Not all lumber is created equal. Know your wood species before you select wood for your backing plates.
 
Oct 6, 2011
678
CM 32 USA
Ross said:
Not all lumber is created equal. Know your wood species before you select wood for your backing plates.
Thumbs Up!!!

Find an old timer (any old timers on here?) that know which wood is best to boil in wax? I seem to remember oak being used and false teeth being made this way criteria CW era.

In addition to the wax, I believe a wax hardner may also be used. Leather can also be hardned in this way, but it would not be hard enough for backing plates.

To melt the wax without burning it, one needs a double boiler ideally.
 
Jun 22, 2012
39
Catalina 27 std dinette mission bay
Good solid board, 1 1\2" thick, cut and drilled to your exact size, boiled 8 hours in wax, will do the trick. Use fender washers to distribute the load, and this backing plate cost little to nothing to make, and will last year's and years.
So, you soak a 2x4 in boiling wax for 8 hours.... hmmmm... that's a lot propane or natural gas to burn to save a few bucks worth of 1/4 inch steel or aluminum. Add in the cost of changing to longer SS fasteners (not cheap, have you priced a 4 inch ss carriage bolt lately) and your "free" backing plate starts costing a bit more than just ordering metal ones from Garhauer Marine. Plus, on my boat there ain't much room under the deck to fasten a 1 1/2 inch thick board for backing up a deck cleat or a winch.... that's why they call them backing PLATES and not backing blocks.
 
Dec 2, 1999
15,184
Hunter Vision-36 Rio Vista, CA.
So you want a 2 x 4 hanging down to bang you head on to save a couple of bucks?

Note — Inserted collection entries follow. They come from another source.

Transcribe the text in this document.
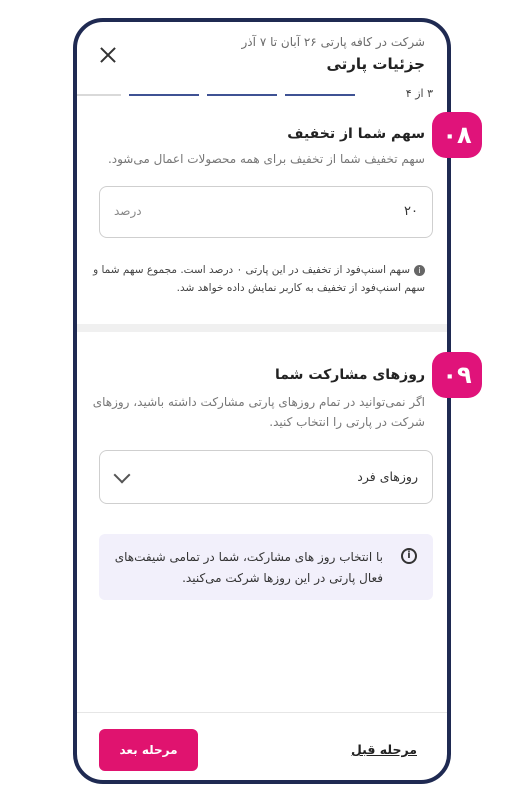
شرکت در کافه پارتی ۲۶ آبان تا ۷ آذر
جزئیات پارتی
۳ از ۴
سهم شما از تخفیف
سهم تخفیف شما از تخفیف برای همه محصولات اعمال می‌شود.
۲۰
درصد
iسهم اسنپ‌فود از تخفیف در این پارتی ۰ درصد است. مجموع سهم شما و سهم اسنپ‌فود از تخفیف به کاربر نمایش داده خواهد شد.
روزهای مشارکت شما
اگر نمی‌توانید در تمام روزهای پارتی مشارکت داشته باشید، روزهای شرکت در پارتی را انتخاب کنید.
روزهای فرد
i
با انتخاب روز های مشارکت، شما در تمامی شیفت‌های فعال پارتی در این روزها شرکت می‌کنید.
مرحله بعد	مرحله قبل
۰۸
۰۹
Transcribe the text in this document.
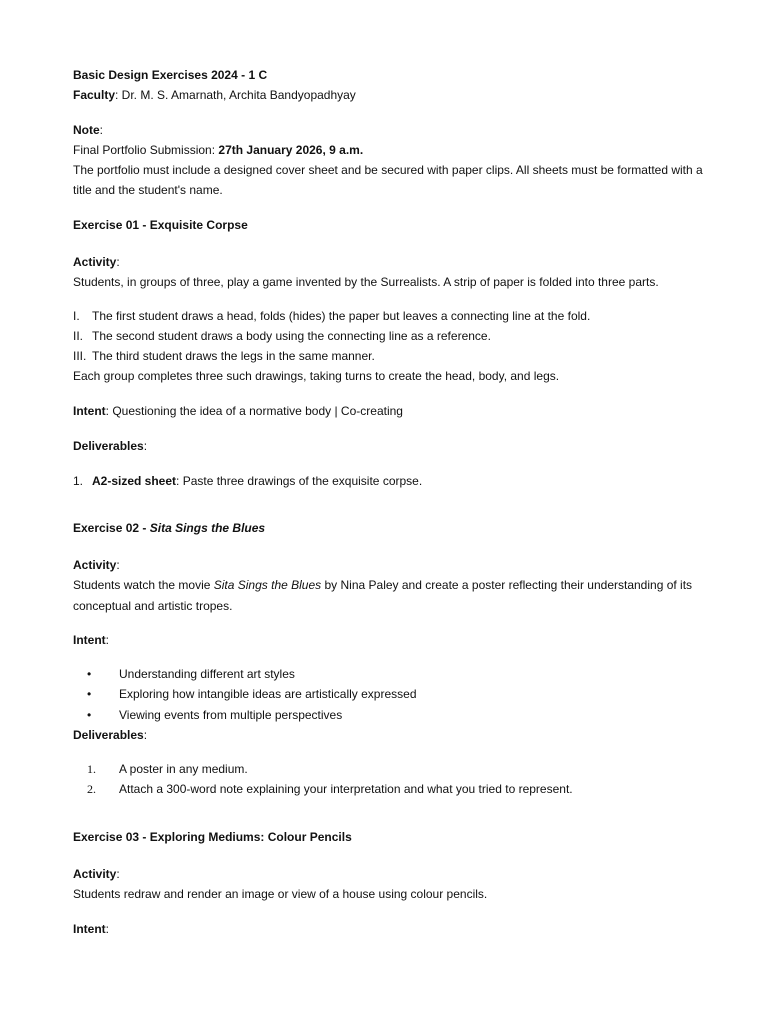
Basic Design Exercises 2024 - 1 C
Faculty: Dr. M. S. Amarnath, Archita Bandyopadhyay
Note:
Final Portfolio Submission: 27th January 2026, 9 a.m.
The portfolio must include a designed cover sheet and be secured with paper clips. All sheets must be formatted with a
title and the student's name.
Exercise 01 - Exquisite Corpse
Activity:
Students, in groups of three, play a game invented by the Surrealists. A strip of paper is folded into three parts.
I. The first student draws a head, folds (hides) the paper but leaves a connecting line at the fold.
II. The second student draws a body using the connecting line as a reference.
III. The third student draws the legs in the same manner.
Each group completes three such drawings, taking turns to create the head, body, and legs.
Intent: Questioning the idea of a normative body | Co-creating
Deliverables:
1. A2-sized sheet: Paste three drawings of the exquisite corpse.
Exercise 02 - Sita Sings the Blues
Activity:
Students watch the movie Sita Sings the Blues by Nina Paley and create a poster reflecting their understanding of its
conceptual and artistic tropes.
Intent:
• Understanding different art styles
• Exploring how intangible ideas are artistically expressed
• Viewing events from multiple perspectives
Deliverables:
1. A poster in any medium.
2. Attach a 300-word note explaining your interpretation and what you tried to represent.
Exercise 03 - Exploring Mediums: Colour Pencils
Activity:
Students redraw and render an image or view of a house using colour pencils.
Intent:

Go to your lock machine shop. Many of them may have scrap aluminum plates hanging around that they will give you or sell for cheap.
 
Nov 8, 2007
1,523
Hunter 27_75-84 Sandusky Harbor Marina, Ohio
Cherry and a hand grip

As shown here http://hunter.sailboatowners.com/in...7&cat_id=16&aid=7355&page=article&mn=27_75-84

I used a 3/4 inch cherry board as a backing plate for new deck hardware to lead lines aft to the cockpit. I mounted a handrail on the cherry - a great addition for moving in the cabin underway.

This works well because it is enough off to the side that we never hit our heads on the grab rail. A little varnish, and it looks great, too.